The drop in factory orders for a record sixth successive month was evident across the board, with orders declining for autos, machinery, computers, metal products, electrical equipment and household appliances, the agency said. Some of those items are manufactured for new houses, but the housing market virtually is dead.

The previous record for declining orders was four consecutive months in 1992, when the country was emerging from recession and Bill Clinton started his presidency.

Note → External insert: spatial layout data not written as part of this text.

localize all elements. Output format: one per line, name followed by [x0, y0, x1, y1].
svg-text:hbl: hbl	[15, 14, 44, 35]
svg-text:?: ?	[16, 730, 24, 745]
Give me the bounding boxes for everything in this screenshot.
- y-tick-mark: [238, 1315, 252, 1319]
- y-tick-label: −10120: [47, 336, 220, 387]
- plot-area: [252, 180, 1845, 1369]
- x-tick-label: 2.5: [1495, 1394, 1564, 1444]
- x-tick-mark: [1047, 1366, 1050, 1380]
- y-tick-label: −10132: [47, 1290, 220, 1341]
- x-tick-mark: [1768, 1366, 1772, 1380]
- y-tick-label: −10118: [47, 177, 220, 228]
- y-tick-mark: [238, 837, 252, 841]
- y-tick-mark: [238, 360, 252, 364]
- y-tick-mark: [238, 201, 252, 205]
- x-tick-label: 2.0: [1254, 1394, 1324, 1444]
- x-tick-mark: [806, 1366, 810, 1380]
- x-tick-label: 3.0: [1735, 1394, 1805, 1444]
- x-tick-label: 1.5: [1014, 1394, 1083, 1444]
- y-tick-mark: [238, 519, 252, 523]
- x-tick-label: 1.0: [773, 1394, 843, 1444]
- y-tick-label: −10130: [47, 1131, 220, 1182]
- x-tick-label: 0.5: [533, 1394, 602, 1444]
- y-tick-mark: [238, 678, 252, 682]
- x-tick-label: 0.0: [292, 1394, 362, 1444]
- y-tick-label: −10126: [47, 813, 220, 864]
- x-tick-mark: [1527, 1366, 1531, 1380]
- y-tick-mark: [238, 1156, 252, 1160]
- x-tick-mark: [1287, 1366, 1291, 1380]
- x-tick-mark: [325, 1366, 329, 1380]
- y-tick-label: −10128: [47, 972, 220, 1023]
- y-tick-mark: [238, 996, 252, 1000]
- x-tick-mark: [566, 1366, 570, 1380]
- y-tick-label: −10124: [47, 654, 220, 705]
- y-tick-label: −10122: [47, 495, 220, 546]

As if to confirm the weakness in the housing market, the sale of new homes nosedived by 10.2 percent in January to an annual pace of 309,000, the worst showing since a record set in 1963, when John F. Kennedy was president for most of that year and the Cold War with the then-Soviet Union was at its height. It went through the all-time monthly low set in the recession year of 1981, during Ronald Reagan’s first term as president.

Taken together, these three indicators coupled with the financial crisis faced by 19 major banks that are undergoing strict Treasury Department examination to determine their viability mark the worst economic downturn in more than 70 years.

The Obama administration is trying to attack the recession with a $787 billion stimulus package intended to save or create 3.5 million jobs over two years, a plan to stabilize heavily indebted financial institutions, and expenditures of at least $75 billion to keep homeowners on the cusp of foreclosure in their homes.

Economists and the federal government expect that the recession will reach its lowest point during the first half of this year and to begin to turn in the summer. Federal Reserve Chairman Ben S. Bernanke predicted in congressional testimony earlier this week that the country will be out of the recession by next year.

But, as President Obama has said more than once, things are likely to get tougher before they get better.

The figures for initial jobless claims and those for Americans receiving continuing unemployment benefits reflect the determination of big-name corporations to cut back workers to prevent a further erosion of their earnings. Hundreds of thousands of people have been dismissed from their jobs in the past few months alone.

In the latest such move, JPMorgan Chase & Co., the giant bank, announced Thursday that it will lay off 12,000 workers as part of its absorption of another bank, Washington Mutual, which it bought last year in a bid to save it from bankruptcy.

General Motors Corp., which has received tens of billions of dollars in bailout money from the federal government and has asked for more, recently announced that it will dismiss 47,000 more workers as it restructures to ensure its existence. Chrysler LLC, which also has received federal money, said it will fire 3,000 more workers.

The destructive nature of the housing market not only has lessened demand for the materials needed to build new homes but has forced construction laborers to look elsewhere for work, if they can find it.